(Toronto – May 21, 2010) A team of scientists at the Samuel Lunenfeld Research Institute of Mount Sinai Hospital, as well as colleagues in Scotland and the United States, have generated a comprehensive road map of the signalling proteins that control many aspects of cellular behaviour in yeast cells.
A greater understanding of these yeast signalling proteins will help researchers better understand similar systems in human illnesses including cancer, and assist in the development of new therapies. The findings were reported in the May 21 issue of the prestigious international journal Science.
By using the Lunenfeld’s leading-edge mass spectrometry laboratory, researchers Drs. Anne-Claude Gingras, Tony Pawson and Mike Tyers studied the interactions of two key classes of enzymes known as protein kinases and phosphatases, referred to as the ‘kinome,’ in cells of the common baker’s yeast, Saccharomyces cerevisiae.
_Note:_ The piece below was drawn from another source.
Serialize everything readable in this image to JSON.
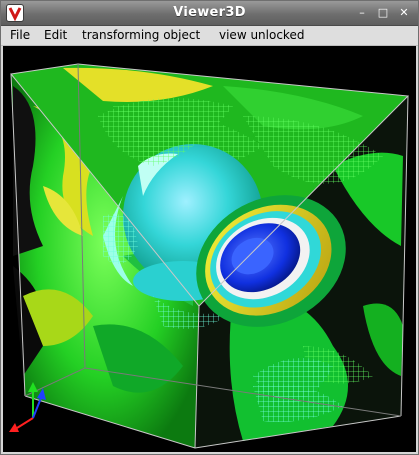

The authors analyzed the entire collection of kinases and phosphatases in yeast, and uncovered a dense network of thousands of protein interactions, including many previously uncharacterized proteins. Their findings represent the largest study of this type to date.
“This is the first time that a kinome has been mapped to this extent,” said Lead Author Dr. Tyers. “Our findings suggest that cells are able to integrate many different signals through the global network, and this has implications for how we might design drugs to control networks in health and disease.”
Cells coordinate many of their activities through the actions of protein kinases and phosphatases. To date, only a fraction of the 500 protein kinases in the human genome have been explored. When these proteins malfunction, as occurs in genetic mutation or viral infection, cellular function is perturbed. Blocking a protein kinase or phosphatase implicated in cancer, for example, is the basis for some anti-cancer therapies: some of the newest and most selective, or ‘intelligent,’ therapies are based on the specific inhibition of kinases that are mutated in cancer.
In their study, Drs. Tyers and Gingras studied a specific kinase pathway called ‘TOR’ that controls protein synthesis, and hence helps regulate cell growth. Drugs that inhibit the TOR pathway, including rapamycin, can be used as powerful anti-cancer agents.
“Knowledge of these TOR targets will not only lead to better understanding of the pathway, but may also enable the design of more specific drugs that target the TOR pathway,” said Dr. Tyers.
In the course of their research, the Lunenfeld team also created an innovative computer tool called ProHits, for storing and analyzing the reams of mass spectrometry data, as well as a novel statistical method called SAINT for the analysis of protein interaction data. These freely available research tools—accessible at www.yeastkinome.org
—will allow researchers globally to conduct genome-wide studies of protein interactions and communication pathways in cells.
“The sheer complexity of our data forced us to build statistical tools that we believe will become standard practice for future mass spectrometry-based studies,” said Dr. Gingras.
“These databases and analyses platforms for protein interactions help make the entire scientific literature accessible to all researchers, for the generation of new ideas and hypotheses about how cells function in health and disease,” said Dr. Tyers.
This study was supported by the Canadian Institutes for Health Research, the National Institutes of Health, the Ontario Research Fund, as well as other agencies.